China’s economic conditions deteriorated across the board in the fourth quarter, according to a private survey from a New York-based research group that contrasted with recent official indicators that signaled some stabilization in the country’s slowdown.
National sales revenue, volumes, output, prices, profits, hiring, borrowing, and capital expenditure were all weaker than the prior three months, according to the fourth-quarter China Beige Book, published by CBB International. The indicator is modeled on the survey compiled by the Federal Reserve on the U.S. economy, and was first published in 2012.
The world’s second-largest economy lacks the kind of comprehensive data available on developed nations, making it harder for investors to get a clear read — particularly as China transitions from reliance on manufacturing and investment toward services and consumption. Official data on industrial production, retail sales and fixed-asset investment all exceeded forecasts for November, while consumer inflation perked up and a slide in imports moderated.
The Beige Book’s profit reading is "particularly disturbing," with the share of firms reporting earnings gains slipping to the lowest level recorded, CBB President Leland Miller wrote in the release. While retail and real estate held up reasonably well, manufacturing and services performed poorly, with revenues, employment, capital expenditure and profits weakening.
The survey shows "pervasive weakness," Miller wrote in the report. "The popular rush to find a successful manufacturing-to-services transition will have to be put on hold for a bit. Only the part about struggling manufacturing held true."
After efforts including six interest-rate cuts since late 2014 failed to revive growth, policy makers are switching focus to fix problems like overcapacity on the supply side. President Xi Jinping — seeking to keep growth at a minimum 6.5 percent a year through 2020 — is juggling short-term stimulus with long-term prescriptions to avoid the middle-income trap that has ensnared developing nations after bouts of rapid growth before they became wealthy.
China’s leaders convene their annual economic work meeting Friday, according to the People’s Daily. Officials typically set the growth target for the coming year at the conference, which lasts a few days.

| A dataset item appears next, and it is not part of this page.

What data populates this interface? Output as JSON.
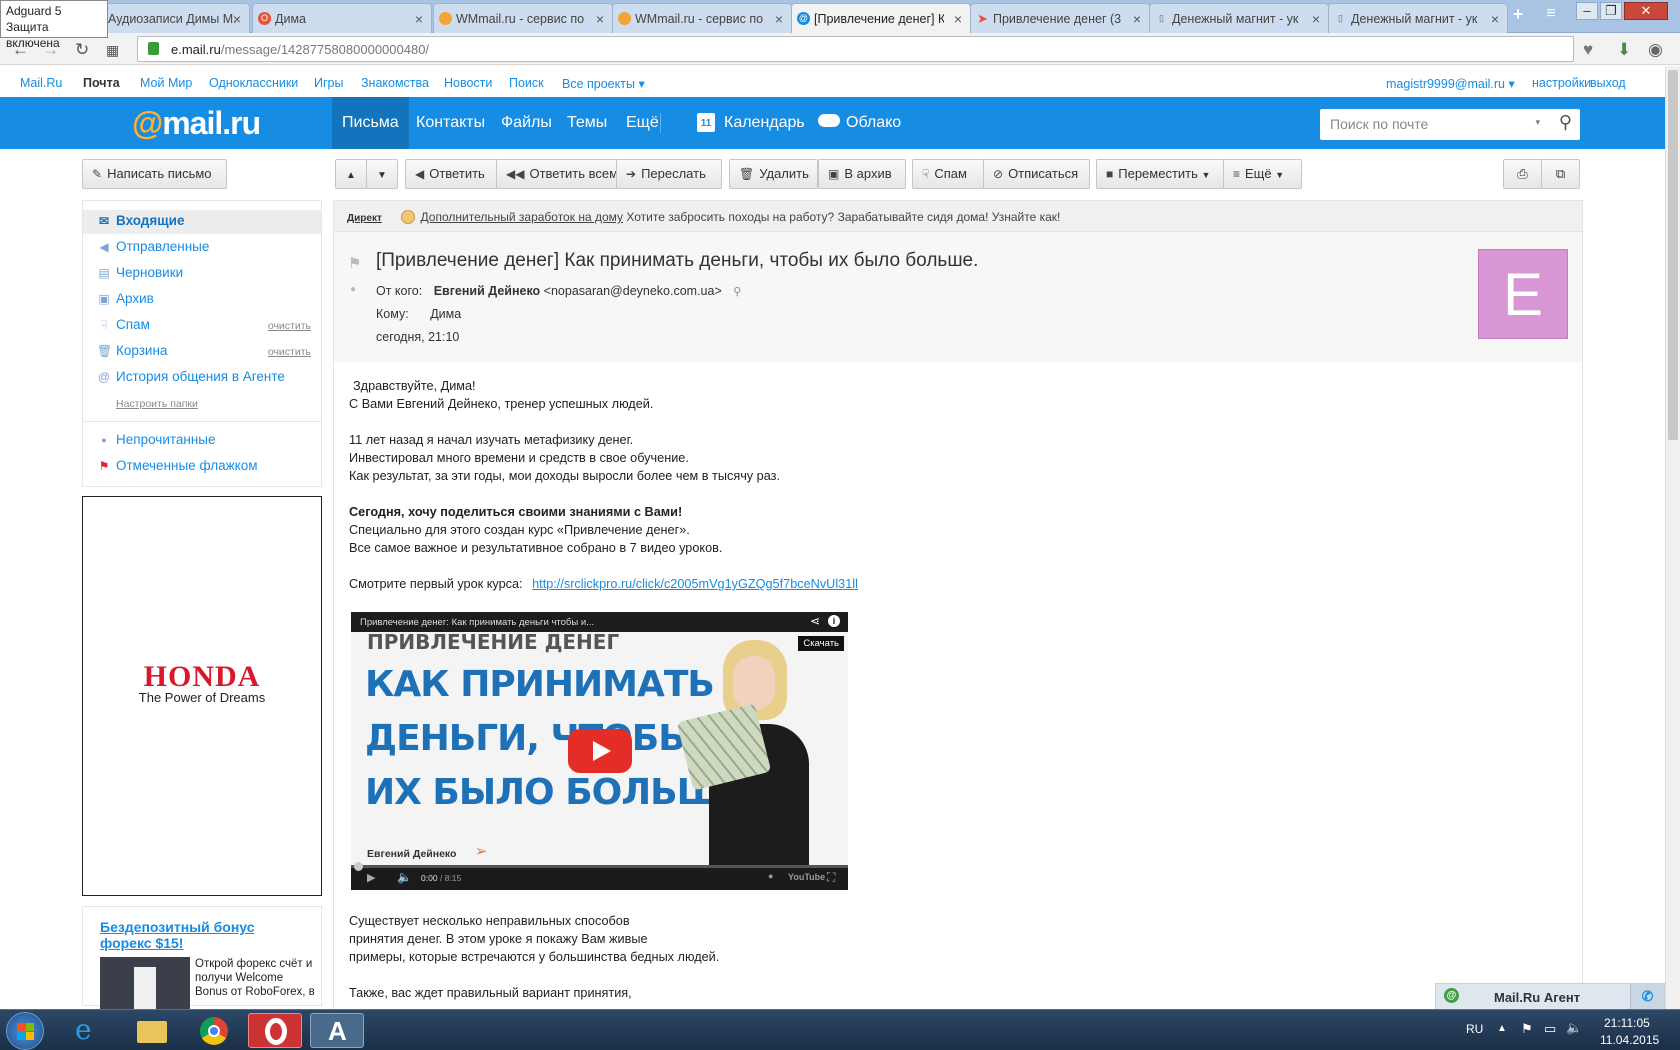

In contrast to the gloomy Beige Book report, data Friday showed China’s home-price recovery spread to more smaller cities in November, after Chinese authorities rolled out easing measures targeting regions with a surplus of unsold homes. New-home prices increased in 33 cities among the 70 cities tracked by the government, compared with 27 in October, the National Bureau of Statistics said.
The Beige Book report was based on surveys of more than 2,100 firms across China and interviews with bankers, managers and executives. CBB began the series in mid-2012, when its inaugural survey indicated a pick-up in growth from early that year, a forecast later borne out.
Geographically, the three most high-profile regions performed the worst, with Shanghai’s "dismal" showing outpacing Guangdong’s and Beijing’s. Every region weakened on-quarter except for the Center and West, the report showed.
"More concerning than overall growth weakness was degradation of two components of the economy that were previously overlooked as sources of strength: the labor market and the impact of inflation," Miller wrote. Given growth in input prices and sales prices slipped to record-lows while firm performance metrics fell, "it looked like firms were encountering genuinely harmful deflation," he wrote.
If labor market weakness persists, policy makers in Beijing will feel "increasing pressure" to ramp up the policy response, according to the report.
With official indicators picking up in November, Bloomberg’s monthly China gross domestic product tracker rose to a 6.85 percent estimated growth pace for the month, the best reading since June.
In a worrying sign for the effectiveness of monetary easing to date, the share of companies borrowing declined to a record low, the survey showed.
"The interest of firms in both borrowing and spending continues to decline, suggesting it’s past time the ‘stimulus mafia’ rethinks its Pavlovian responses," Miller wrote. "Reform or bust."